On the four units that did not implement napping, which included a medical-surgical unit, two ICUs, and an ED unit, several barriers were identified. On three of these units, the nurse managers declined the invitation to implement napping without presenting it to the staff or attempting implementation. One nurse manager stated that she felt it wouldn't be feasible to implement napping because her unit covered rapid response team calls, and she was afraid of short staffing during an event or a delay in responding; she also felt there was no feasible and acceptable napping space on the nursing unit or nearby. Another nurse manager stated that although nurses on her unit worked 12-hour shifts, they didn't take formal breaks; they just ate at the nursing station when they had an opportunity. She didn't think napping could be successfully implemented on her unit. The third nurse manager felt that the quality of nursing care would not be as good if nurses took naps. The layout of that unit was such that other nurses wouldn't be able to see the cardiac monitors assigned to the napping nurse without running back and forth. On the fourth unit (the medical-surgical unit), the nurse manager accepted the invitation to implement napping and presented it to staff. Implementation activities were begun, including designating a space and bedding for napping; but the implementation was not completed. A severe winter storm struck the area early in the implementation process, and the napping space was used to house staff who were staying over. After the weather cleared, the unit didn't continue with implementation because of reduced staff and high unit acuity.

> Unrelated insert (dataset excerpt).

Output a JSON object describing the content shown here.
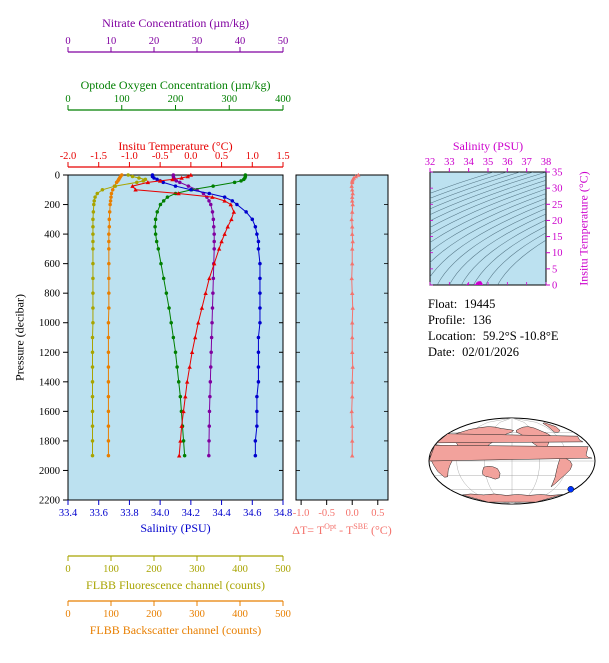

On two units, napping was implemented and nurses actually did nap; but on one of these units, implementation was ultimately unsuccessful. On that unit (an ICU), the nurse manager established napping space in a conference room that wasn't used at night, appointed a staff nurse as the project's "champion," and verbally supported the project during staff meetings. Ten nurses on the unit tried napping over the three-month course of the study, but none took a second nap. An interview with the manager revealed that the nurses were frequently called in to work on their days off because, for budgetary reasons, a hospital-wide staffing change had eliminated staffing margins. She stated that although nurse-to-patient ratios had not changed, the unit climate had: it was less relaxed, with a greater sense of resource scarcity. She felt the climate was not right for implementing napping. The staff nurse champion felt that there was a stigma attached to napping, despite reassurances that naps are acceptable and can be helpful.
On the unit where implementation was successful (a medical-surgical unit), there was excellent uptake of napping, with 153 30-minute naps taken during the three months of the project's implementation. On this unit, the nursing director met with supervisors and charge nurses before implementation to discuss their concerns and perceived barriers to napping. The discussion focused on how to overcome barriers and create a secure environment for napping. Once the charge nurses' concerns were addressed, staff nurses were engaged in deciding how to begin the napping program. Several nurses had experienced napping in other settings and actively promoted it to peers. A napping space was chosen that would allow sleeping nurses complete privacy. At the start of the shift, nap breaks were planned along with patient care assignments, ensuring coverage for napping nurses. Nurses on this unit already took planned breaks; and they already used a "buddy" system to cover patient care and had developed a very high level of trust with one another.
(It's worth noting that after the three-month trial period ended, the nurses on this unit continued napping but modified the protocol to be more liberal, allowing 30 minutes of sleep time plus five minutes before and after for settling into bed and transitioning back to work. In the same hospital, two other units that had not been included in the study approached the primary investigator to learn how to implement napping. The hospital's shared governance committees are currently exploring opportunities to implement napping more widely.)